Las copas de los árboles le susurraban palabras tristes, rasgado el cielo como un arpa y un animal se lamentaba en una esquina escondida con el llanto de un niño pequeño. Se podía escuchar a los perros de la mansión que gimoteaban y aullaban desconsoladamente. En su huida, los búhos y lechuzas se posaron sobre las ramas y entonaron una melancólica canción sólo para ella. Ese día cada hombre y bestia se encontraba de luto, sintiendo el extraño dolor de Catherine.
—¡Corre, Cathy! ¡Corre! —le gritaron el cielo y cada criatura del bosque.
«¿Hacia dónde?».
—¡Hacia la noche! ¡Hacia adelante! ¡Adelante! —la voz provenía de todos lados y de ninguno al mismo tiempo.
La luz de la luna y la voz llevaron a Cathy hacia su destino. Esa noche el puente de los lirios estaba extrañamente pacífico y las aguas del río Anagallis corrían, tranquilas y platinadas.
Dejándose llevar por el cántico salvaje del río, Catherine trepó sobre el puente de piedra, para después incorporarse cuidadosamente en la orilla. Abajo, a casi veinte metros de altura, el agua chocaba contra las afiladas rocas.
«Un día una niña se perdió en el bosque. Sólo había un puente para regresar y ella lo quemó», cantó una mujer en el bosque. La voz parecía ser de su propia madre, instándola a saltar.
«Ayúdame, por favor —pensó, febril por la angustia—. Siento que estoy siendo enterrada bajo quince pies de nieve pura y blanca».
Catherine dio un paso más hacia la orilla, sintiendo la piedra fría y húmeda. Había perdido los zapatos en el camino y sus dedos estaban sucios de tierra.
El viento la golpeó de todas direcciones y el agua no hacia otra cosa que mirarla con avidez contenida, esperando que se reuniera con su madre de nuevo. Las sombras se movían a su través de Catherine, centímetro a centímetro y todo lo que se oía era la guerra entre el agua y el puente cuando prorrumpió una voz detrás de ella.
—¡Cathy!
La muchacha se volvió sin aliento y con brusquedad, entornando los parpados para ver entre los árboles. Y allí, oculto entre las sombras perpetuas, se encontraba su cuervo. En sus ojos desmesurados y azules nadaba un pánico turbador.
«Aléjate de las personas rotas», le susurró el recuerdo de Ellie en el oído.
John salió lentamente de entre las sombras, alzando las palmas de las manos, en señal de rendición.

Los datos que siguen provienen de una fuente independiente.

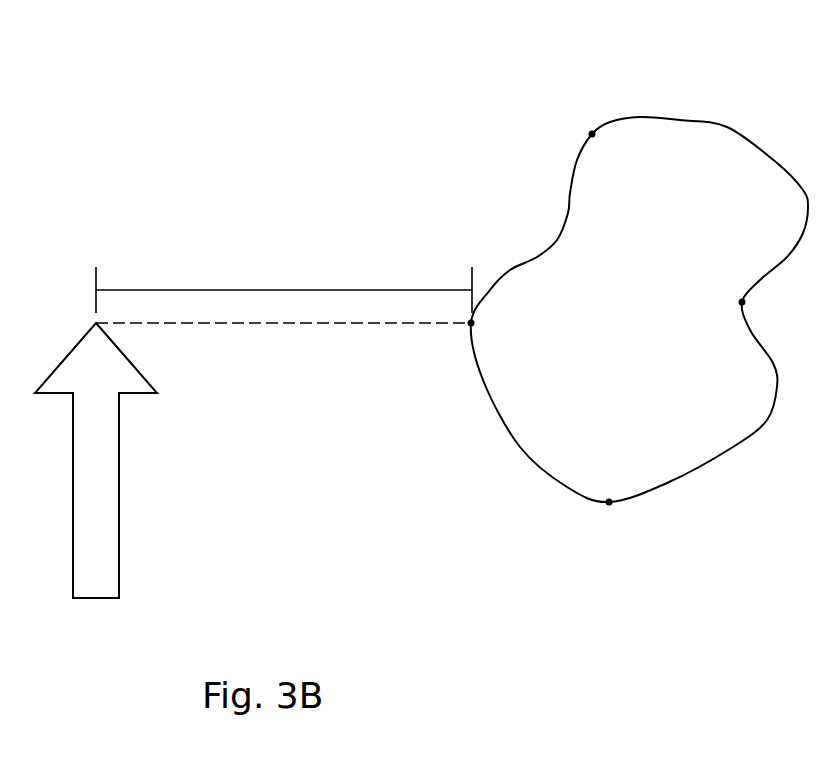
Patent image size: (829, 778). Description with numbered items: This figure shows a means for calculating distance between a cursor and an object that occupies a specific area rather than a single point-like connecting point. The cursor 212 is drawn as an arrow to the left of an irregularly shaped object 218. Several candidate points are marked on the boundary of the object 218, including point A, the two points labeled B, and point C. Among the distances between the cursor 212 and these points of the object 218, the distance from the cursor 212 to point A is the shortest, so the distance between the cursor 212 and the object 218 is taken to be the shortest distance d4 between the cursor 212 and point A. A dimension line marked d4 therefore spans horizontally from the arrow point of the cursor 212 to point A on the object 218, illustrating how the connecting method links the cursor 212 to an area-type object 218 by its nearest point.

The cursor 212 is at (95, 472).
The object 218 is at (708, 157).
The point A of the object A is at (471, 323).
The point B of the object B is at (592, 134).
The point C of the object C is at (742, 302).
The shortest distance d4 is at (284, 286).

Entonces la luna iluminó su cara maltratada. En su mejilla relucía la reciente herida, brillante y roja. A Cathy se le escapó un sollozo cuando contempló el daño que había causado.
«¿En qué me he convertido, mi dulce amigo? —quiso decirle—. Aléjate mientras puedas porque al final volveré a decepcionarte y a herirte».
—Creí que no iba a encontrarte, pero lo hice —dijo John. Su mirada volaba de Catherine a los pasos que los separaban. Su voz se encontraba extrañamente serena, pero oculta bajo esa tranquilidad fingida se podía escuchar su pánico creciente—. Tranquila, Cathy. Ya te encontré. Ahora dame la mano y baja de ese maldito puente. Baja… por favor… te lo suplico.
—Es mejor que esté muerta, John —gritó ella, ciega de dolor—. Mira todo lo que te he hecho.
El rostro de John se descompuso. Por primera vez en su vida dejaba en libertad sus verdaderos sentimientos sin temor a reprimirlos por completo.
—¡No digas eso de nuevo! Tú eres… yo… yo sin ti… Cathy, por favor… —tartamudeó. Su cara se encontraba lívida por la emoción.
El viento continuaba soplando, reclamando la joven alma de Catherine, pero John restó cuidadosamente la distancia que los separaba y extendió una mano blanca en su dirección. Lo único que ella quería en este maldito mundo era tomarla y recostarse junto al río con John para siempre.
—Ven a mí —le dijo ella, sin pensarlo, liberando así todo el anhelo que consumía su ferviente corazón.
—¿Qué? —John la miró frunciendo el ceño, sin comprender, pues avanzar hacia ella era lo único que estaba haciendo desde el comienzo. ¿Es que acaso nunca iba a entenderlo?